I’ve been reading Oz and Beyond: The Fantasy World of L. Frank Baum, by Michael D. Riley, which is about Baum’s life and the worlds that he created. It’s a folklore that feels very American, and yet it’s a mythology that few have drawn on: John Kessel’s The Baum Plan for Financial Independence and Tad Williams’s Otherland (which has some delightfully demented riffs on Oz) are two that occur to me. I’d love to see more using it for sure. A recent anthology, Shadows of the Emerald City, holds short stories influenced by Oz. (I was delighted to find it for $2.99 on the Kindle and am looking forward to reading it.) (Later edit: Let me add Tom Doyle’s well-done story, “The Wizard of Macatawa,” to the list of Oz-inspired works.)
At the same time, it’s part of Baum’s theory of fantasy that can be used to lead the discussion back in the direction of urban fantasy (beside the alternate direction where I go on about how much I’d like to see urban fantasy that draws on Oz and what forms that might take). Baum posited six kinds of fantasy:
- Stories that deal with marvelous machines and inventions of the future.
- Stories that take place completely in the imaginary world without the appearance of any character from our own world.
- Stories that explain origins (like Baum’s story about Santa Claus)
- The adventures of American characters “in the Perilous Realm or upon its shadowy marches”

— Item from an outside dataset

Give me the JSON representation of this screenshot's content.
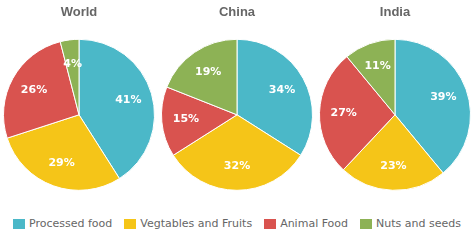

- The adventures of fairies in our own world
- The animal fairy story
Urban fantasy falls into that fifth catagory, with “fairies” standing in for a multitude of supernatural creatures (I just picked up a Judith Fennell one with a male mermaid). Sometimes the protagonist is human – maybe fifty-fifty, maybe a little more in one direction or the other – but supernatural creatures are always there, in one form or another.
Does that seem like a fair thing to nail into a definition of urban fantasy?